Эрекция возвращается, пока он лежит, думая о Терри как о матери и профессионале, помощнице медсестры и абстрактном художнике, интеллигентном многостороннем человеке, которого он был бы рад знать, даже если бы она не была противоположного пола. Но его мысли потекли в другом направлении под влиянием ее шелковистого белья, сиреневого и черного, и ее легкой, беспечной манеры отдаваться ему – весь этот ее опыт, все эти любовники, какие были у нее за пятнадцать лет, прошедших с тех пор, как отец Ахмада, не сумев разгадать загадку Америки, сбежал. Даже и тогда она, девушка, выросшая в католической семье, ничего не имела против того, чтобы объединиться с подонком-мусульманином. Она была дикаркой, вне правил. Терри-бля. Священный Терр-ор.

Он спрашивает ее:

– Кто рассказал тебе о евреях и их завете?

– Не знаю. Кто-то, кого я когда-то знала.

– Знала в каком смысле?

– Знала – и все. Послушай, Джек, разве мы не договорились? Ты меня не спрашиваешь, и я тебе не рассказываю. Меня бросили, и я жила одна в лучшие годы, какие бывают у женщины. Теперь мне сорок. Не ворчи по поводу моего прошлого.

– Я, конечно, не забиваю этим себе голову. Но как мы уже говорили, когда человек тебе небезразличен, появляется собственнический инстинкт.

– Разве мы это говорили друг другу? Я что-то такого не слышала. Я слышала только, что ты думаешь о Бет. Несчастной Бет.

– Не такая она уж и несчастная в своей библиотеке. Она сидит за столом справок и разбирается в Интернете куда лучше меня.

– По тому, чтó ты говоришь, она просто чудо.

– Нет, но она – личность.

– Великолепно. А кто не личность? Ты хочешь сказать, что я – не личность?

Ирландский характер заставляет вас ценить лютеран. Его член чувствует перемену в Терезе и начинает снова сникать.

– Мы все – личности, – успокаивает он ее. – Особенно ты. Что же до завета, то перед тобой еврей, который никогда с этим не считался. Мой отец ненавидел религию, и единственные заветы, о которых я слышал, соблюдались по соседству, куда не пускали евреев. А как у Ахмада с религиозностью в эти дни?

Она немного расслабляется и падает на подушку. Его взгляд опускается на дюйм в глубину ее черного бюстгальтера.

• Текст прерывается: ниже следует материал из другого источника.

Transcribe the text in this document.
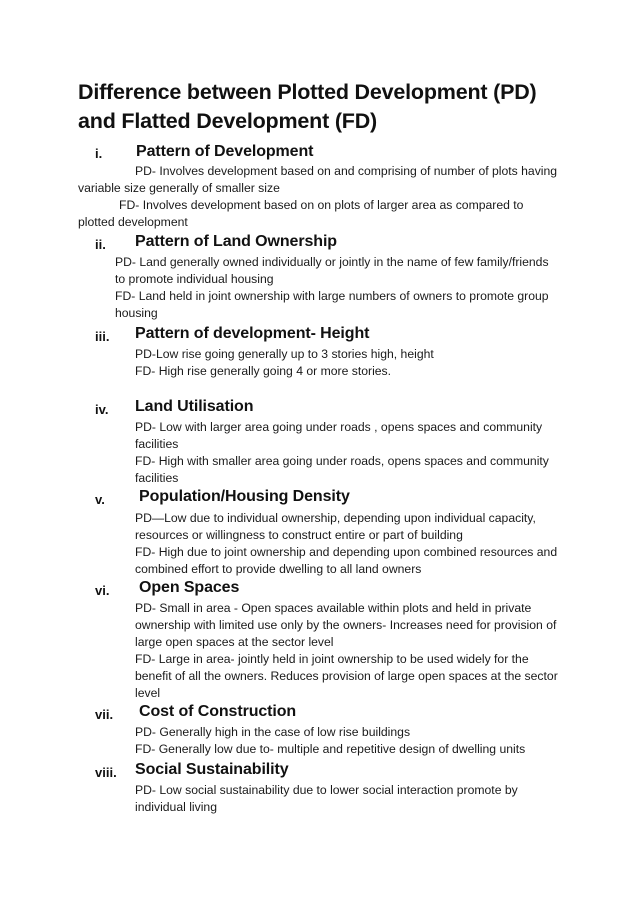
Difference between Plotted Development (PD) and Flatted Development (FD)
i. Pattern of Development
PD- Involves development based on and comprising of number of plots having
variable size generally of smaller size
FD- Involves development based on on plots of larger area as compared to
plotted development
ii. Pattern of Land Ownership
PD- Land generally owned individually or jointly in the name of few family/friends
to promote individual housing
FD- Land held in joint ownership with large numbers of owners to promote group
housing
iii. Pattern of development- Height
PD-Low rise going generally up to 3 stories high, height
FD- High rise generally going 4 or more stories.
iv. Land Utilisation
PD- Low with larger area going under roads , opens spaces and community
facilities
FD- High with smaller area going under roads, opens spaces and community
facilities
v. Population/Housing Density
PD—Low due to individual ownership, depending upon individual capacity,
resources or willingness to construct entire or part of building
FD- High due to joint ownership and depending upon combined resources and
combined effort to provide dwelling to all land owners
vi. Open Spaces
PD- Small in area - Open spaces available within plots and held in private
ownership with limited use only by the owners- Increases need for provision of
large open spaces at the sector level
FD- Large in area- jointly held in joint ownership to be used widely for the
benefit of all the owners. Reduces provision of large open spaces at the sector
level
vii. Cost of Construction
PD- Generally high in the case of low rise buildings
FD- Generally low due to- multiple and repetitive design of dwelling units
viii. Social Sustainability
PD- Low social sustainability due to lower social interaction promote by
individual living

Усыпанная веснушками кожа верхней половины ее груди похожа в какой-то мере на креп, потому что из года в год подвергается вредному влиянию солнца, в противоположность белой, как мыло, полосе с внутренней стороны бюстгальтера. Джек думает: «Значит, другой еврей был здесь до меня». А кто еще? Египтяне, китайцы – одному Богу известно кто. Многие из ее знакомых-художников – мальчишки вдвое моложе ее. Для них она была бы любовницей-матерью. Возможно, потому ее мальчик с причудами, если у него есть причуды.